Ships transporting different liquids have been around for as long as there has been the need to trade between countries and nations. The first liquid transport happened in drums loaded into the ships like any cargo. During the last 120 years as ships have been built of steel/iron it has been possible to transport liquids in tanks built in to the structure of the ships.

During the 20th century cargo ships sailing in ice were assisted seasonally mostly by icebreakers. Most of the liquid transport did not really need any assistance in ice conditions as there was hardly any winter traffic. The continuous need for utilizing oil lead to new territories and the oil discovered in Alaska in the late 1960ies brought up the crude oil transport in ice conditions and Esso started the Manhattan project. This unfortunately did not start the arctic tanker transport. This paper discusses the development history of the propulsion of tankers working in ice conditions.

In the early 1970ies the winter traffic in Finland exploded as the Finnish government decided to keep all the major ports open year-round.
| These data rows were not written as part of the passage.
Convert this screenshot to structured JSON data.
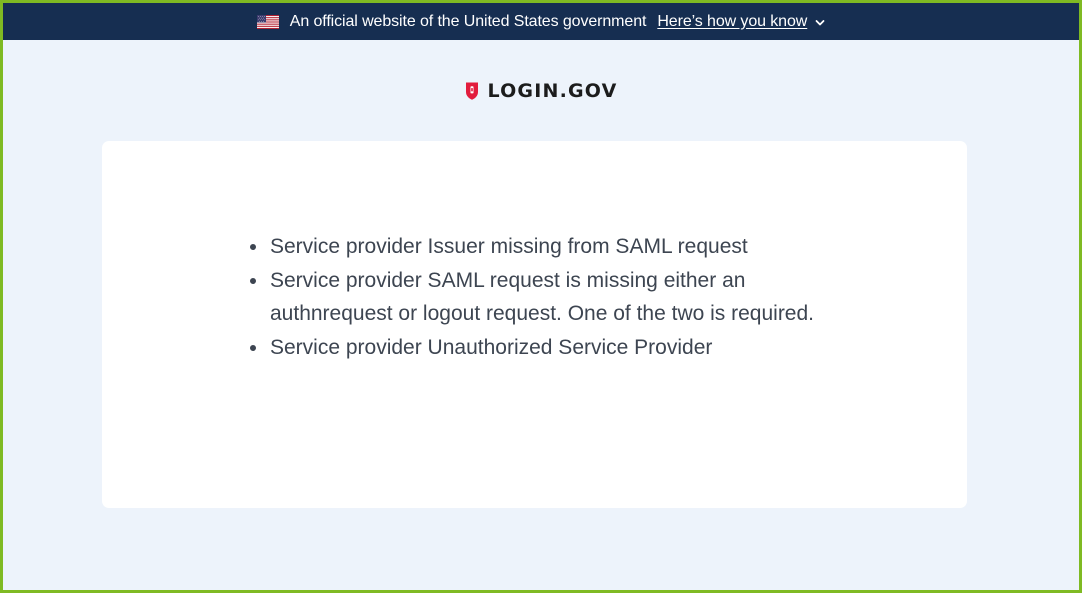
{
  "banner": {
    "official_text": "An official website of the United States government",
    "link_text": "Here’s how you know"
  },
  "logo": {
    "text": "LOGIN.GOV"
  },
  "errors": [
    "Service provider Issuer missing from SAML request",
    "Service provider SAML request is missing either an authnrequest or logout request. One of the two is required.",
    "Service provider Unauthorized Service Provider"
  ],
  "colors": {
    "banner_bg": "#162e51",
    "page_bg": "#edf3fb",
    "card_bg": "#ffffff",
    "logo_red": "#e21c3d",
    "text": "#3d4551",
    "outer_border": "#7fba23"
  },
  "icons": {
    "flag": "us-flag-icon",
    "chevron": "chevron-down-icon",
    "shield": "login-gov-shield-icon"
  }
}
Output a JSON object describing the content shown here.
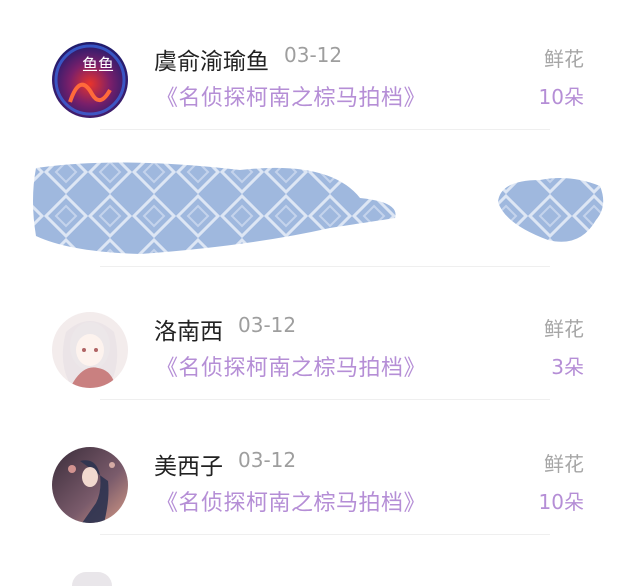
{
  "items": [
    {
      "name": "虞俞渝瑜鱼",
      "date": "03-12",
      "book": "《名侦探柯南之棕马拍档》",
      "gift_label": "鲜花",
      "count": "10朵",
      "avatar_text": "鱼鱼"
    },
    {
      "name": "洛南西",
      "date": "03-12",
      "book": "《名侦探柯南之棕马拍档》",
      "gift_label": "鲜花",
      "count": "3朵"
    },
    {
      "name": "美西子",
      "date": "03-12",
      "book": "《名侦探柯南之棕马拍档》",
      "gift_label": "鲜花",
      "count": "10朵"
    }
  ],
  "colors": {
    "accent": "#b58ed6",
    "muted": "#a6a6a6",
    "redaction": "#9fb8de"
  }
}
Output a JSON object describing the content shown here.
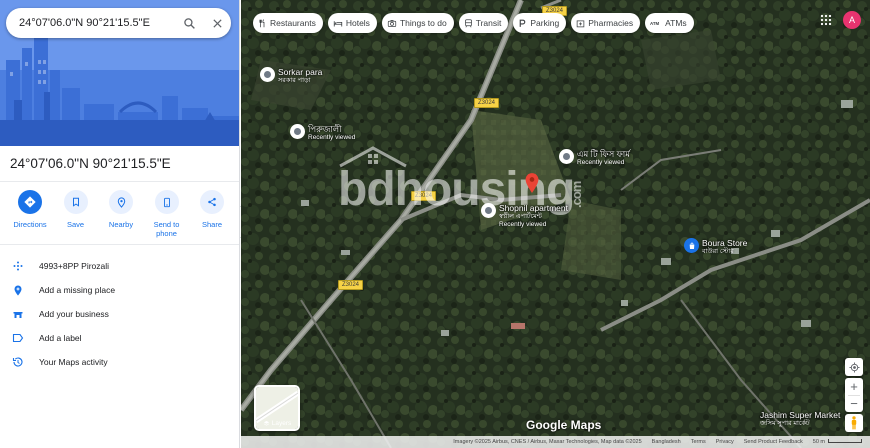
{
  "search": {
    "query": "24°07'06.0\"N 90°21'15.5\"E"
  },
  "place": {
    "title": "24°07'06.0\"N 90°21'15.5\"E"
  },
  "actions": [
    {
      "label": "Directions",
      "icon": "directions-icon"
    },
    {
      "label": "Save",
      "icon": "bookmark-icon"
    },
    {
      "label": "Nearby",
      "icon": "nearby-icon"
    },
    {
      "label": "Send to phone",
      "icon": "phone-icon"
    },
    {
      "label": "Share",
      "icon": "share-icon"
    }
  ],
  "info": [
    {
      "text": "4993+8PP Pirozali",
      "icon": "plus-code-icon"
    },
    {
      "text": "Add a missing place",
      "icon": "add-place-icon"
    },
    {
      "text": "Add your business",
      "icon": "business-icon"
    },
    {
      "text": "Add a label",
      "icon": "label-icon"
    },
    {
      "text": "Your Maps activity",
      "icon": "history-icon"
    }
  ],
  "chips": [
    {
      "label": "Restaurants",
      "icon": "restaurant-icon"
    },
    {
      "label": "Hotels",
      "icon": "hotel-icon"
    },
    {
      "label": "Things to do",
      "icon": "camera-icon"
    },
    {
      "label": "Transit",
      "icon": "transit-icon"
    },
    {
      "label": "Parking",
      "icon": "parking-icon"
    },
    {
      "label": "Pharmacies",
      "icon": "pharmacy-icon"
    },
    {
      "label": "ATMs",
      "icon": "atm-icon"
    }
  ],
  "account": {
    "initial": "A"
  },
  "roads": {
    "a": "Z3024",
    "b": "Z3024",
    "c": "Z3024",
    "d": "Z3024"
  },
  "pois": {
    "sorkar": {
      "name": "Sorkar para",
      "sub": "সরকার পাড়া"
    },
    "pirojali": {
      "name": "পিরুজালী",
      "sub": "Recently viewed"
    },
    "emti": {
      "name": "এম টি ফিস ফার্ম",
      "sub": "Recently viewed"
    },
    "shopnil": {
      "name": "Shopnil apartment",
      "sub": "স্বপ্নীল এপার্টমেন্ট",
      "sub2": "Recently viewed"
    },
    "boura": {
      "name": "Boura Store",
      "sub": "বাউরা স্টোর"
    },
    "jashim": {
      "name": "Jashim Super Market",
      "sub": "জসিম সুপার মার্কেট"
    }
  },
  "watermark": {
    "text": "bdhousing",
    "suffix": ".com"
  },
  "map": {
    "layers_label": "Layers",
    "logo": "Google Maps",
    "attribution": "Imagery ©2025 Airbus, CNES / Airbus, Maxar Technologies, Map data ©2025",
    "footer_links": [
      "Bangladesh",
      "Terms",
      "Privacy",
      "Send Product Feedback"
    ],
    "scale": "50 m"
  },
  "colors": {
    "accent": "#1a73e8",
    "avatar": "#e8336f",
    "road_label": "#f6d246"
  }
}
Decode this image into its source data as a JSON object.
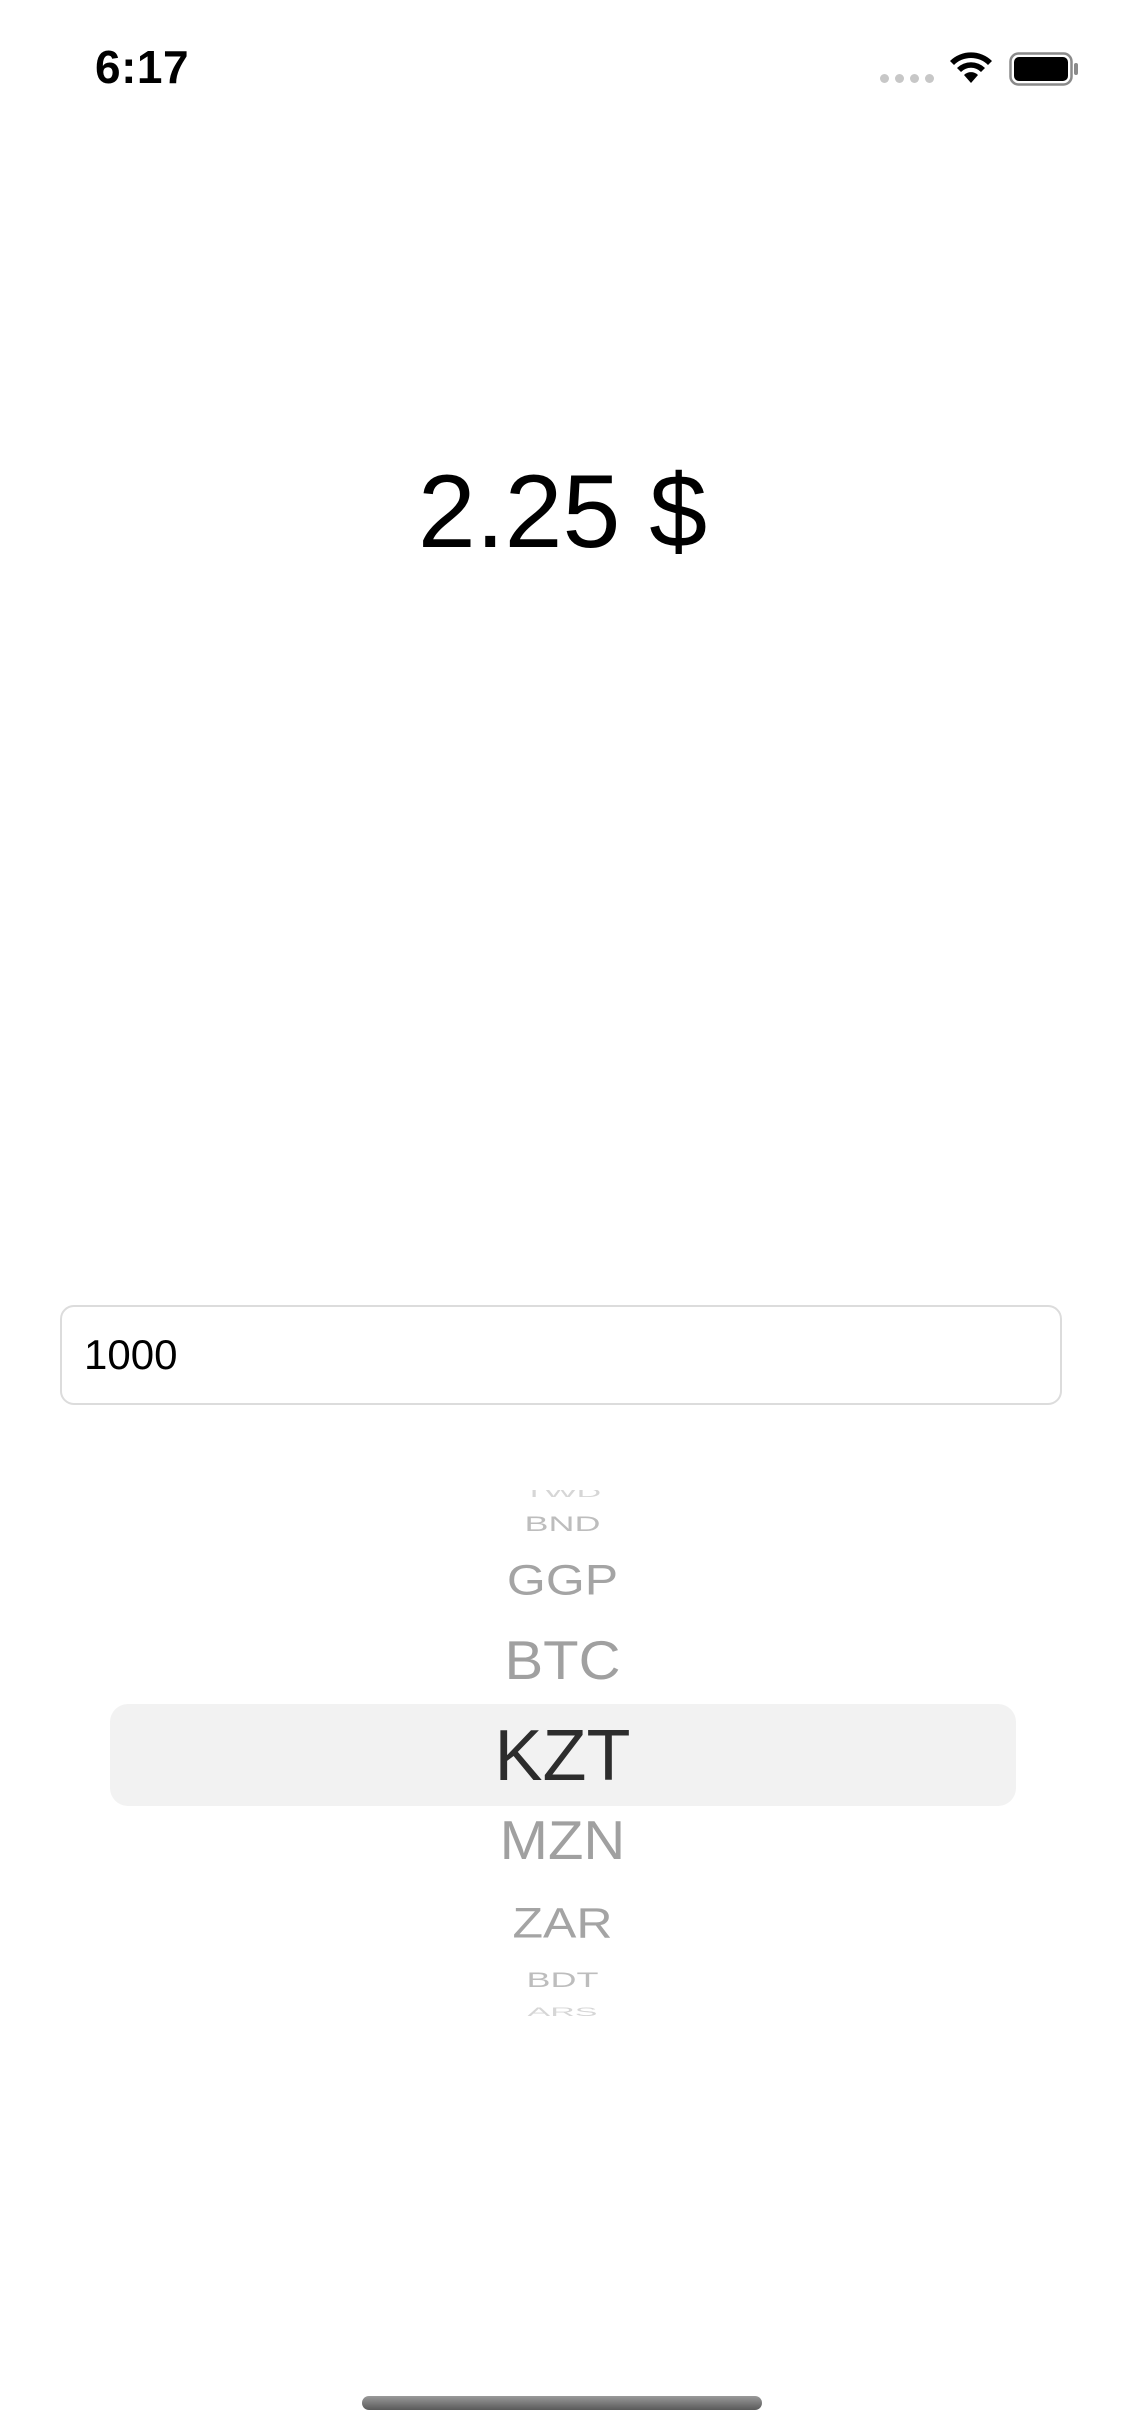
{
  "status_bar": {
    "time": "6:17",
    "icons": [
      "signal-dots-icon",
      "wifi-icon",
      "battery-icon"
    ]
  },
  "result": {
    "text": "2.25 $"
  },
  "amount_input": {
    "value": "1000"
  },
  "picker": {
    "items": [
      "TWD",
      "BND",
      "GGP",
      "BTC",
      "KZT",
      "MZN",
      "ZAR",
      "BDT",
      "ARS"
    ],
    "selected": "KZT",
    "highlight_color": "#f2f2f2"
  }
}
This started serious development of ships capable of more independent ice operation. The first propulsion solutions were modifications of well proven technology. We had fixed pitch and controllable pitch propellers connected directly to low speed diesel engines or through a gearbox. In some applications the propeller was equipped with a nozzle. In the 1970ies and 1980ies we were already drafting different tankers with electric propulsion with huge power. However, it was needed a decade more and the development of the propulsion devices from direct shaft lines to azimuth devices to get the propulsion revolution going at full speed.

Today we have available and most commonly used; traditional fixed pitch propellers with conventional shaft lines, mechanical Z-drives and podded propulsors driven by electric motors. The operational profile and mission of the vessel will dictate how the tanker will be furbished.

Most of the new concepts have been tested and developed in conjunction of icebreaker development, where tankers have been closely following. Recently there have been delivered and designed new icebreakers, icebreaking shuttle tankers and LNG carriers. Many of these vessel concepts are relying on podded propulsion system. AZIPOD propulsion has been selected to many of these vessels as it provides excellent ice performance for the vessel, good torque characteristics for the propeller and there already exists proven track record of ice operations. This paper will introduce some outstanding full-scale experience from the revolutionary icebreaking LNG carrier Christopher de Margerie.